Machine learning is a collection of techniques for understanding data, including methods for visualization, prediction, classification and other tasks relevant for making sense of data.
The visualization techniques come under the heading of scatterplot methods, where one produces projections of the data points on two or sometimes three dimensions, and then plots the projections on these coordinates in the usual way. The projection techniques include principal component analysis, multidimensional scaling, and projection pursuit.
Topological Data Analysis (TDA), on the other hand, represents data using topological networks. A topological network represents data by grouping similar data points into nodes, and connecting those nodes by an edge if the corresponding collections have a data point in common. Because each node represents multiple data points, the network gives a compressed version of extremely high dimensional data.
Many network representations do not afford this compression, and so produce a complex network that can be difficult to interpret. What is interesting is that the topological network can be constructed off of the results of machine learning techniques, and can therefore produce a representation of the scatterplot that is easier to understand and interact with, in addition it often provides more resolution of the data. Topological networks allow individuals to easily interrogate machine learning outputs in a way that highlights high value segments of the data.
Above, you will see a scatterplot on the left, in the middle a network representation in which each node corresponds to a data point, and on the right a topological network in which each node is a collection of data points.
Cluster analysis is another class of techniques within machine learning. In cluster analysis, the goal is to divide a data set up into disjoint groups that have some distinct defining properties, or conceptual coherence. When data sets naturally break into such distinct groups, as in the case below, this family of techniques works quite well at finding such a decomposition.
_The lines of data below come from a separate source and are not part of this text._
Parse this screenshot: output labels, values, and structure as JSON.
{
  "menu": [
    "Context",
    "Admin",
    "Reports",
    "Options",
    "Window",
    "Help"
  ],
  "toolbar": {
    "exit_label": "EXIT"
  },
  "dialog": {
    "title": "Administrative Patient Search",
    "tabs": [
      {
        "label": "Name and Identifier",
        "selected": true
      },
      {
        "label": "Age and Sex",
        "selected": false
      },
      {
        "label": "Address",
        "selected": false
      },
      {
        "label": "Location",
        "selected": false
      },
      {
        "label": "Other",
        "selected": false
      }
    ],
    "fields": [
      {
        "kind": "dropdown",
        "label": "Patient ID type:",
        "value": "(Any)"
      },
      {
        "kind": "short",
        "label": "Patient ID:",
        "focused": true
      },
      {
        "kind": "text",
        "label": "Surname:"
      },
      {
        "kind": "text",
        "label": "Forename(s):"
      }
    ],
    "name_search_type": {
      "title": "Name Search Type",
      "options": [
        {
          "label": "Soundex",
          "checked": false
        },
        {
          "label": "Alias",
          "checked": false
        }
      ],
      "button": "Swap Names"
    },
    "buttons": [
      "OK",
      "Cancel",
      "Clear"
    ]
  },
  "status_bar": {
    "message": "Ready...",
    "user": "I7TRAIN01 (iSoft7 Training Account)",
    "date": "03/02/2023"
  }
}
In other situations, though, such as the data set below, they will not. However, using TDA you are able to form groups of data points, but retain information which will allow us to connect the groups to indicate which ones contain points which are close the points in another cluster.
So, a topological network representation of the data set above would look as follows.
Note that it accurately captures the “loopy” characteristic of the data set, a property which could not even be expressed within clustering theory. This loopy behavior in this case represents periodic behavior in the data set, which is an important characteristic to know about. This is what is meant by the statement “shape has meaning”.
Topological Data Analysis can be used as a framework in conjunction with machine learning to understand the “shape” of complex data sets, and which can also be used to study data where the elements themselves encode geometry, such as in images and organic compounds.